The numbers themselves can be potentially misleading: Homicide rates, for example, aren’t necessarily a complete measure of urban violence. Just because fewer people are dying from gunshot wounds doesn’t mean fewer people are getting shot: It could also mean they’re getting better treatment, faster. One of Thomson’s Camden policies, nicknamed “Scoop and Go,” may be at work here, which mandates officers to personally drive victims to the hospital if ambulance wait times are too long. That saves lives, without really addressing the source of the violence itself. (Another possible factor: More victims are just getting to the hospital faster by calling an Uber.)
Criminal justice experts also warn against jumping to conclusions regarding causation. “I think people are very quick to look for a singular explanation, and so a lot of people have blamed”—or thanked—“policing reforms, but I don’t think it’s that simple,” said the Brennan Center’s Chettiar.
Goff agrees. The national experiment in community policing is young, and the available data pool is small. “We just don’t have good data on how changes in policing produce changes in these kinds of outcomes,” he said. “[W]hat we haven’t had until now is a comprehensive test of all that in one place—Camden allows for an anecdote about that.”
Camden’s experience since 2012 could help buttress the case for more, similar reforms. With the DOJ’s National Initiative for Building Community
Trust and Justice—an Obama-era holdover—Goff has been working to build a research base of more case studies, piloting community policing strategies in six cities, from Birmingham to Stockton.
But President Trump’s far-less-accommodating DOJ has announced its intention to start scaling back on the Collaborative Reform Initiative, which used federal oversight to encourage community policing in U.S. cities, and the department does not intend to increase funding for the Office of Community Oriented Policing Services. Several cities whose police forces were in the process of implementing reforms with the support of these programs have seen those efforts stall.

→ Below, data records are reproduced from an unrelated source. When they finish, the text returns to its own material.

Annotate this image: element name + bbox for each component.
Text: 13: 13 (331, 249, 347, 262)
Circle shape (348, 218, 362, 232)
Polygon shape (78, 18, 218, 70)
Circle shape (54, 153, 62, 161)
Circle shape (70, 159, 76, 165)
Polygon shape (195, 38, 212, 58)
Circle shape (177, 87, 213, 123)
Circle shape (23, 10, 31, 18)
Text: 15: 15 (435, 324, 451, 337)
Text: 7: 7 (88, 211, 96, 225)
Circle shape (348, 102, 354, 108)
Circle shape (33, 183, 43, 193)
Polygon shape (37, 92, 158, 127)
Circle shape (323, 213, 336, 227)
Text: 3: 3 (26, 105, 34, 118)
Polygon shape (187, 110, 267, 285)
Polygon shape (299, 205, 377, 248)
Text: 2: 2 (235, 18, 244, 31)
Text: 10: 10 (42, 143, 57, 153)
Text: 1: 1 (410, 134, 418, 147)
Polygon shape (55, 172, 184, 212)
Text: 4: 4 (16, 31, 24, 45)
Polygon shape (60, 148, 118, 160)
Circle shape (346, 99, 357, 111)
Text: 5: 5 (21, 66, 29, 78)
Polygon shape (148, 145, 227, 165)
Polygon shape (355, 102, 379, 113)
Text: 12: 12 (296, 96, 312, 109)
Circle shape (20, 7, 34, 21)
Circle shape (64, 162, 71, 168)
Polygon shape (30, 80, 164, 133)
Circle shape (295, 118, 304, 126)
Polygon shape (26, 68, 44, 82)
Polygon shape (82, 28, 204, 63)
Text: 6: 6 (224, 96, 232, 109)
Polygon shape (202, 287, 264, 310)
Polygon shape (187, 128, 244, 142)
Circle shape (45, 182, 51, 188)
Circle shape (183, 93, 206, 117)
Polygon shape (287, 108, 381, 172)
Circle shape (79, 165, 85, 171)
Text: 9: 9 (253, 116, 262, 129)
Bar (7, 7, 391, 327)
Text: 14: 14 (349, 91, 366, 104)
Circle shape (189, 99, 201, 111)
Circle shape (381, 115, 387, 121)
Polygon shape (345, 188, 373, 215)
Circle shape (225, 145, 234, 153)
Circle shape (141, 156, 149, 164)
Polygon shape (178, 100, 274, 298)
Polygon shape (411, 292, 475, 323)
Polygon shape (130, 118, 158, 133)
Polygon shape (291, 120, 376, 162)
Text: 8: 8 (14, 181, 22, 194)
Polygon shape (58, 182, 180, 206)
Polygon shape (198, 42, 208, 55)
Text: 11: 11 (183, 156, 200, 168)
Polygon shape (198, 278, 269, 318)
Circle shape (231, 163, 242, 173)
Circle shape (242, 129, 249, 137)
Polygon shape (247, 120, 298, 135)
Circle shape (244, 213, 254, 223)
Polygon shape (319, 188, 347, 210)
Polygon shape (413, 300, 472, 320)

Five years after launching Camden’s reforms, Thomson is quick to agree that the city’s public safety improvements have not been a unilateral effort. Investments in the local economy, workforce development, and education have gotten offenders off the streets. An aggressive razing campaign removed blighted abandoned properties that once housed drug dealers and users. Mayor Moran says they have invested $8 to 10 million in the demolition program so far, and he plans to continue eliminating stash houses this year.
There’s a lot left to do, but Thomson is convinced the city’s turned a corner. “The statistics are one thing, but how the people in my city measure public safety is not on a piece of paper,” he said. “It’s by what they sense when they open their front door. And that’s where the change in the city is absolutely visceral.”